Francisco José
Sua água era negra, como negras eram as pupilas dos olhos das crianças que nele se banhavam. Negra como a noite sem luar e sem estrelas e bela como a negritude das rainhas da África. Sua água era cheia de vida, pois eram sem conta os tipos de peixes que nele habitavam e era uma fonte de alimento para os habitantes da cidade, que tinha nesse igarapé, água para lavar roupas, para lazer, para pescar e para matar a sede.
O Igarapé foi morrendo lentamente, elenco aqui cinco atos de um drama que não tem volta:
Primeiro ato
A ponte que liga a rua Independência ao bairro Chagas Aguiar foi transformada em aterro.
Segundo ato
A construção do aterro do contorno.
Terceiro ato
A matança do seu irmão maior o igarapé do Inambú, pois era sua principal reserva. Foi morrendo lentamente pela urbanização do bairro Santa Efigênia.
Quarto ato
O crescimento da cidade de modo desestruturado pelo lado detrás do igarapé, onde foram soterradas pequenas fontes que o alimentavam.
Quinto ato
A “limpeza do Igarapé”, melhor dizendo tiraram sua vegetação.

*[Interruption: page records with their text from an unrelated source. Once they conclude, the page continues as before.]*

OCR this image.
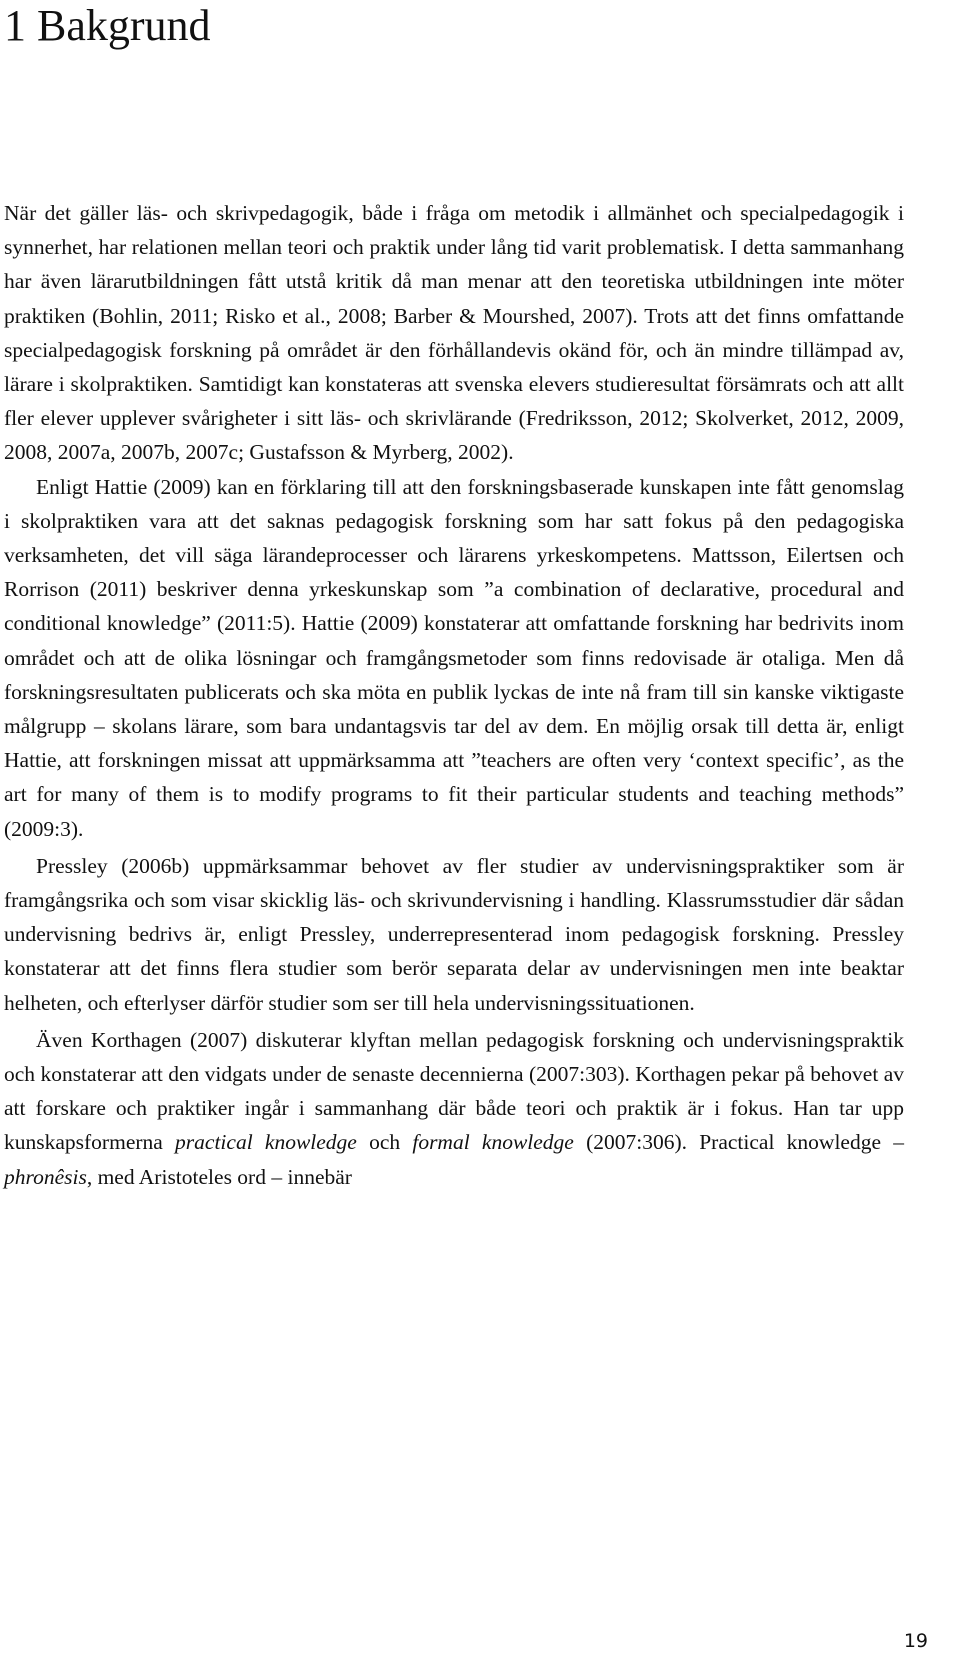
1 Bakgrund

När det gäller läs- och skrivpedagogik, både i fråga om metodik i allmänhet och specialpedagogik i synnerhet, har relationen mellan teori och praktik under lång tid varit problematisk. I detta sammanhang har även lärarutbildningen fått utstå kritik då man menar att den teoretiska utbildningen inte möter praktiken (Bohlin, 2011; Risko et al., 2008; Barber & Mourshed, 2007). Trots att det finns omfattande specialpedagogisk forskning på området är den förhållandevis okänd för, och än mindre tillämpad av, lärare i skolpraktiken. Samtidigt kan konstateras att svenska elevers studieresultat försämrats och att allt fler elever upplever svårigheter i sitt läs- och skrivlärande (Fredriksson, 2012; Skolverket, 2012, 2009, 2008, 2007a, 2007b, 2007c; Gustafsson & Myrberg, 2002).

Enligt Hattie (2009) kan en förklaring till att den forskningsbaserade kunskapen inte fått genomslag i skolpraktiken vara att det saknas pedagogisk forskning som har satt fokus på den pedagogiska verksamheten, det vill säga lärandeprocesser och lärarens yrkeskompetens. Mattsson, Eilertsen och Rorrison (2011) beskriver denna yrkeskunskap som ”a combination of declarative, procedural and conditional knowledge” (2011:5). Hattie (2009) konstaterar att omfattande forskning har bedrivits inom området och att de olika lösningar och framgångsmetoder som finns redovisade är otaliga. Men då forskningsresultaten publicerats och ska möta en publik lyckas de inte nå fram till sin kanske viktigaste målgrupp – skolans lärare, som bara undantagsvis tar del av dem. En möjlig orsak till detta är, enligt Hattie, att forskningen missat att uppmärksamma att ”teachers are often very ‘context specific’, as the art for many of them is to modify programs to fit their particular students and teaching methods” (2009:3).

Pressley (2006b) uppmärksammar behovet av fler studier av undervisningspraktiker som är framgångsrika och som visar skicklig läs- och skrivundervisning i handling. Klassrumsstudier där sådan undervisning bedrivs är, enligt Pressley, underrepresenterad inom pedagogisk forskning. Pressley konstaterar att det finns flera studier som berör separata delar av undervisningen men inte beaktar helheten, och efterlyser därför studier som ser till hela undervisningssituationen.

Även Korthagen (2007) diskuterar klyftan mellan pedagogisk forskning och undervisningspraktik och konstaterar att den vidgats under de senaste decennierna (2007:303). Korthagen pekar på behovet av att forskare och praktiker ingår i sammanhang där både teori och praktik är i fokus. Han tar upp kunskapsformerna practical knowledge och formal knowledge (2007:306). Practical knowledge – phronêsis, med Aristoteles ord – innebär

19
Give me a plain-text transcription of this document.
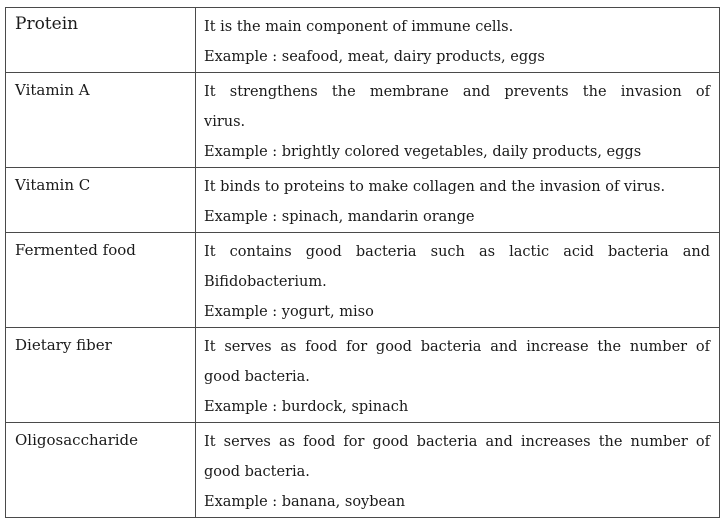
Protein	It is the main component of immune cells.
Example : seafood, meat, dairy products, eggs

Vitamin A	It strengthens the membrane and prevents the invasion of
virus.
Example : brightly colored vegetables, daily products, eggs

Vitamin C	It binds to proteins to make collagen and the invasion of virus.
Example : spinach, mandarin orange

Fermented food	It contains good bacteria such as lactic acid bacteria and
Bifidobacterium.
Example : yogurt, miso

Dietary fiber	It serves as food for good bacteria and increase the number of
good bacteria.
Example : burdock, spinach

Oligosaccharide	It serves as food for good bacteria and increases the number of
good bacteria.
Example : banana, soybean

O enterramento das fontes e a devastação da vegetação aquática, está provado que “mata”, “eliminam” uma reserva de água, seja ela rio, lago, no nosso caso foi e está sendo o Igarapé Espírito Santo. Uma beleza natural que a cidade de Coari vai perdendo. Uma morte lenta, sofrida, sufocante, um drama em cinco atos. Como uma doença fatal que vai matando devagar, fazendo sofrer. Cada ato uma parte da história do município.
Cada ato desse drama, uma dor, um sofrimento e hoje o igarapé é triste, já não tem lavadeiras que nele lavam suas roupas para ganhar um pouco de dinheiro e comprar o seu pão nosso de cada dia; não tem mais peixes para serem pescados pelos pais de famílias que com eles alimentavam seus filhos e o pior de tudo é saber que ninguém mais bebe de sua água. Sua tristeza, lentamente vai se transformando em solidão. O pior é saber que já não tem mais sorriso das crianças que nele tomavam banho.
É a vida se rendendo diante do desenvolvimento, fonte de abundância, transformada em deserto, sede e fome. Mar Vermelho, Poço de Jacó, Rio Jordão, fonte da água do nosso batismo, esvaziada, seca, bebida, tragada, engolida.
Água, fonte da vida, nos diz a Campanha da Fraternidade desse ano. Ano próprio de ajoelharmos e rezando, fazer uma oração ao Espírito Santo pela morte do Igarapé Espírito Santo e pedir perdão, “Senhor não sabemos o que fazemos”. Enquanto isso o Igarapé Espírito Santo, em lágrimas, nos seus murmúrios, vai rezando, “vem Espírito Santo, vem”.